Maybe you were babied because they saw your fragility? I went to a therapist for 6-8 months during a period a few friends and family said I had changed but they did not or could not say how. I figured maybe these therapist folks who I had always denigrated quietly in my mind had a key. What was the true risk aside the terrible fear some people have subconsciously that they might learn something about themselves that they do not like? That seemed cowardly in the face of loved ones having concern so I went. I was clear to the guy that if I sensed he was blowing smoke up my ass I was done. He did not blow smoke and most sessions I left pissed at the guy. I respected he was someone I held no emotional investment in who could make me feel something and then move that thought towards understanding and change in thinking and behavior. After about six months I was able to realize I had essentially become more stoic on top of stoic because after a year of multiple friend and family deaths I had become fixated on the intersection of my own mortality and sense of responsibility to others as a lifelong very paternal figure. The guy helped me realize I was taking on responsibilities for others and turning them into anxiety that was misplaced because the people associated with the responsibilities were capable people who no longer needed my stewardship. I had to face the loss of some part of my paternal identity but I also got to chill out a bit and smile a bit more.

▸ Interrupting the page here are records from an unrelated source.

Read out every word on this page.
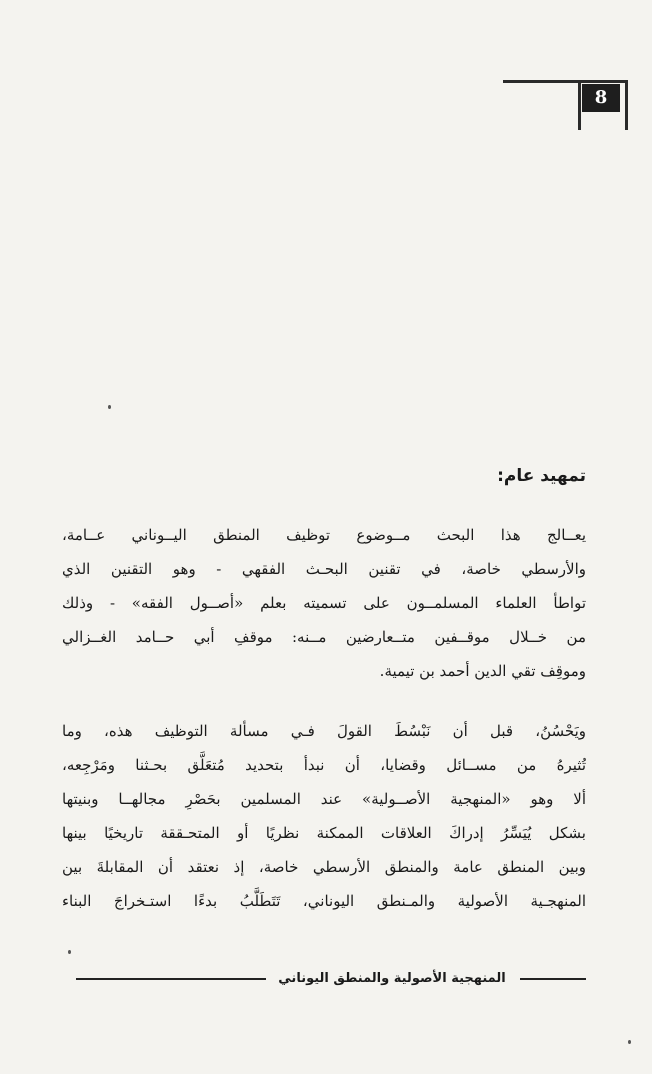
8
تمهيد عام:
يعــالج هذا البحث مــوضوع توظيف المنطق اليــوناني عــامة،
والأرسطي خاصة، في تقنين البحـث الفقهي - وهو التقنين الذي
تواطأ العلماء المسلمــون على تسميته بعلم «أصــول الفقه» - وذلك
من خــلال موقــفين متــعارضين مــنه: موقفِ أبي حــامد الغــزالي
وموقِف تقي الدين أحمد بن تيمية.
ويَحْسُنُ، قبل أن نَبْسُطَ القولَ فـي مسألة التوظيف هذه، وما
تُثيرهُ من مســائل وقضايا، أن نبدأ بتحديد مُتعَلَّق بحـثنا ومَرْجِعه،
ألا وهو «المنهجية الأصــولية» عند المسلمين بحَصْرِ مجالهــا وبنيتها
بشكل يُيَسِّرُ إدراكَ العلاقات الممكنة نظريًا أو المتحـققة تاريخيًا بينها
وبين المنطق عامة والمنطق الأرسطي خاصة، إذ نعتقد أن المقابلةَ بين
المنهجـية الأصولية والمـنطق اليوناني، تَتَطَلَّبُ بدءًا استـخراجَ البناء
المنهجية الأصولية والمنطق اليوناني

And again I have never encountered a friend or family member who was “medicated” by a therapist.
 
Maybe you were babied because they saw your fragility? I went to a therapist for 6-8 months during a period a few friends and family said I had changed but they did not or could not say how. I figured maybe these therapist folks who I had always denigrated quietly in my mind had a key. What was the true risk aside the terrible fear some people have subconsciously that they might learn something about themselves that they do not like? That seemed cowardly in the face of loved ones having concern so I went. I was clear to the guy that if I sensed he was blowing smoke up my ass I was done. He did not blow smoke and most sessions I left pissed at the guy. I respected he was someone I held no emotional investment in who could make me feel something and then move that thought towards understanding and change in thinking and behavior. After about six months I was able to realize I had essentially become more stoic on top of stoic because after a year of multiple friend and family deaths I had become fixated on the intersection of my own mortality and sense of responsibility to others as a lifelong very paternal figure. The guy helped me realize I was taking on responsibilities for others and turning them into anxiety that was misplaced because the people associated with the responsibilities were capable people who no longer needed my stewardship. I had to face the loss of some part of my paternal identity but I also got to chill out a bit and smile a bit more.

And again I have never encountered a friend or family member who was “medicated” by a therapist.
For the most part only MDs can prescribe medication. I think there may be a few states that allow psychologists to prescribe certain medications.
 
For the most part only MDs can prescribe medication. I think there may be a few states that allow psychologists to prescribe certain medications.
In Georgia only a psychiatrist can prescribe.

This is why my daughter had both a therapist and psychiatrist.

Currently we are working with a new group and taking a slightly different approach.
 
In Georgia only a psychiatrist can prescribe.

This is why my daughter had both a therapist and psychiatrist.

Currently we are working with a new group and taking a slightly different approach.
Psychiatrists who are highly skilled psychotherapists are rare. In my experience a psychiatrist/psychotherapist team would be the way to go.